Tahıllı, çavdar, yulaf’tı...
Esmerdi.
Mısır ekmeğimiz vardı.
Halis muhlis Anadolu ekmekleriydi.
Maya hazır alınmazdı.
Ekşi maya’yı kadınlarımız evde üretirdi.
Organikti, doğaldı.



Mübarekti.
Saygı görürdü.
Yere düşerse telaşla alınır, öpülür, başa konulurdu.



Sene 1948...
İkinci dünya savaşı sona ermişti.
ABD kesenin ağzını açtı, ekonomisi çöküntüye giren ülkeleri Sovyetler’e kaptırmamak için Marshall planını devreye soktu.
Türkiye dahil 16 Avrupa ülkesine hibe şeklinde yardım gönderdi.



Açları besliyor, avantaya ve tembelliğe alıştırıyor, yerli üretimi takozluyor, kendine bağımlı hale getiriyordu, üstüne sempatik görünüyordu, Allah Amerika’ya zeval vermesin diye dua ediliyordu.



Para verdi, süttozu verdi, bisküvi verdi, margarin verdi.
Ama en önemlisi, endüstriyel beyaz un verdi.
“Beyaz ekmek yapın” dedi.
Fırın makineleri hibe etti.
Topluma “kalite” göstergesi olarak sunuldu, “zenginlik” göstergesi olarak sunuldu, “sosyetik”ti.



1950 seçimlerinde Demokrat Parti’nin kampanya vaadi, beyaz ekmekti. Biz iktidara gelince beyaz ekmek yiyemeyen köylü kalmayacak deniyordu. Köylüler de şehirliler gibi beyaz ekmek yiyebilmek için oy yağdırdı.
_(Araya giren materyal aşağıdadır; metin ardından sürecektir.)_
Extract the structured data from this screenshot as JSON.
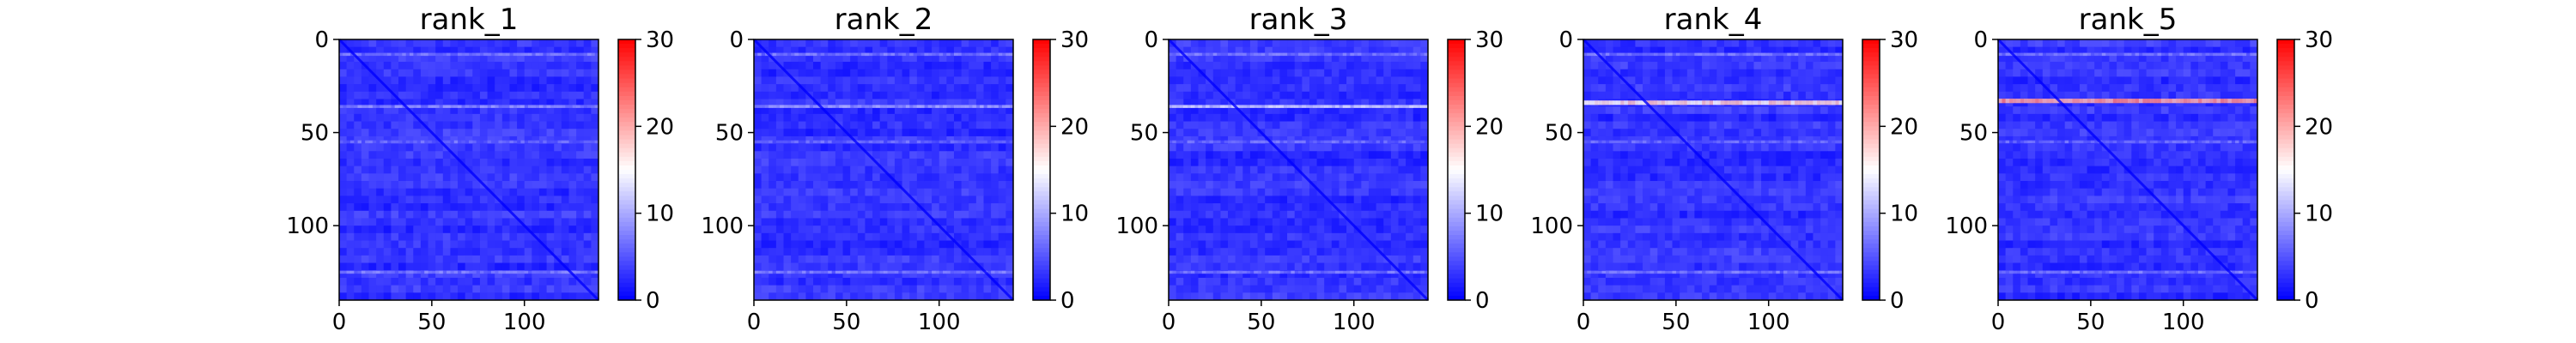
{
  "chart_data": [
    {
      "type": "heatmap",
      "title": "rank_1",
      "size": 140,
      "xlim": [
        0,
        140
      ],
      "ylim": [
        140,
        0
      ],
      "xticks": [
        0,
        50,
        100
      ],
      "yticks": [
        0,
        50,
        100
      ],
      "colorbar": {
        "min": 0,
        "max": 30,
        "ticks": [
          0,
          10,
          20,
          30
        ],
        "colormap": "bwr"
      },
      "typical_value": 3,
      "diagonal_value": 0,
      "bright_rows": [
        {
          "row": 8,
          "value": 7
        },
        {
          "row": 36,
          "value": 8
        },
        {
          "row": 55,
          "value": 6
        },
        {
          "row": 125,
          "value": 7
        }
      ]
    },
    {
      "type": "heatmap",
      "title": "rank_2",
      "size": 140,
      "xlim": [
        0,
        140
      ],
      "ylim": [
        140,
        0
      ],
      "xticks": [
        0,
        50,
        100
      ],
      "yticks": [
        0,
        50,
        100
      ],
      "colorbar": {
        "min": 0,
        "max": 30,
        "ticks": [
          0,
          10,
          20,
          30
        ],
        "colormap": "bwr"
      },
      "typical_value": 3,
      "diagonal_value": 0,
      "bright_rows": [
        {
          "row": 8,
          "value": 7
        },
        {
          "row": 36,
          "value": 9
        },
        {
          "row": 55,
          "value": 6
        },
        {
          "row": 125,
          "value": 7
        }
      ]
    },
    {
      "type": "heatmap",
      "title": "rank_3",
      "size": 140,
      "xlim": [
        0,
        140
      ],
      "ylim": [
        140,
        0
      ],
      "xticks": [
        0,
        50,
        100
      ],
      "yticks": [
        0,
        50,
        100
      ],
      "colorbar": {
        "min": 0,
        "max": 30,
        "ticks": [
          0,
          10,
          20,
          30
        ],
        "colormap": "bwr"
      },
      "typical_value": 3,
      "diagonal_value": 0,
      "bright_rows": [
        {
          "row": 8,
          "value": 7
        },
        {
          "row": 36,
          "value": 12
        },
        {
          "row": 55,
          "value": 6
        },
        {
          "row": 125,
          "value": 7
        }
      ]
    },
    {
      "type": "heatmap",
      "title": "rank_4",
      "size": 140,
      "xlim": [
        0,
        140
      ],
      "ylim": [
        140,
        0
      ],
      "xticks": [
        0,
        50,
        100
      ],
      "yticks": [
        0,
        50,
        100
      ],
      "colorbar": {
        "min": 0,
        "max": 30,
        "ticks": [
          0,
          10,
          20,
          30
        ],
        "colormap": "bwr"
      },
      "typical_value": 3,
      "diagonal_value": 0,
      "bright_rows": [
        {
          "row": 8,
          "value": 7
        },
        {
          "row": 34,
          "value": 17
        },
        {
          "row": 55,
          "value": 6
        },
        {
          "row": 125,
          "value": 7
        }
      ]
    },
    {
      "type": "heatmap",
      "title": "rank_5",
      "size": 140,
      "xlim": [
        0,
        140
      ],
      "ylim": [
        140,
        0
      ],
      "xticks": [
        0,
        50,
        100
      ],
      "yticks": [
        0,
        50,
        100
      ],
      "colorbar": {
        "min": 0,
        "max": 30,
        "ticks": [
          0,
          10,
          20,
          30
        ],
        "colormap": "bwr"
      },
      "typical_value": 3,
      "diagonal_value": 0,
      "bright_rows": [
        {
          "row": 8,
          "value": 7
        },
        {
          "row": 33,
          "value": 21
        },
        {
          "row": 55,
          "value": 6
        },
        {
          "row": 125,
          "value": 7
        }
      ]
    }
  ]
}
Koftu, vitamin yoktu, mineral yoktu, bünyeyi bozuyordu, hastalıklara yolaçıyordu ama... Ahalimizin bundan haberi yoktu.
Daha da beyaz görünsün diye kimyasal konuluyordu, lezzet, nem, kıvam vermesi için 10’dan fazla kimyasal ilave ediliyordu ama... Ahalimizin umurunda bile değildi.



Marshall kapsamına alınan diğer 15 ülke beyaz ekmekten kurtuldu.
Sadece Türkiye uyuşturucu bağımlısı gibi saplandıkça saplandı.



Netice?



Tek sebep elbette beyaz ekmek değil ama, Türkiye’de sağlıklı bir ömür sürüp, yaşlanarak, doğal yollarla ölen kaldı mı?



Dünyada en fazla ekmek tüketen milletiz.
Çünkü ekmeğimiz doyurmuyor.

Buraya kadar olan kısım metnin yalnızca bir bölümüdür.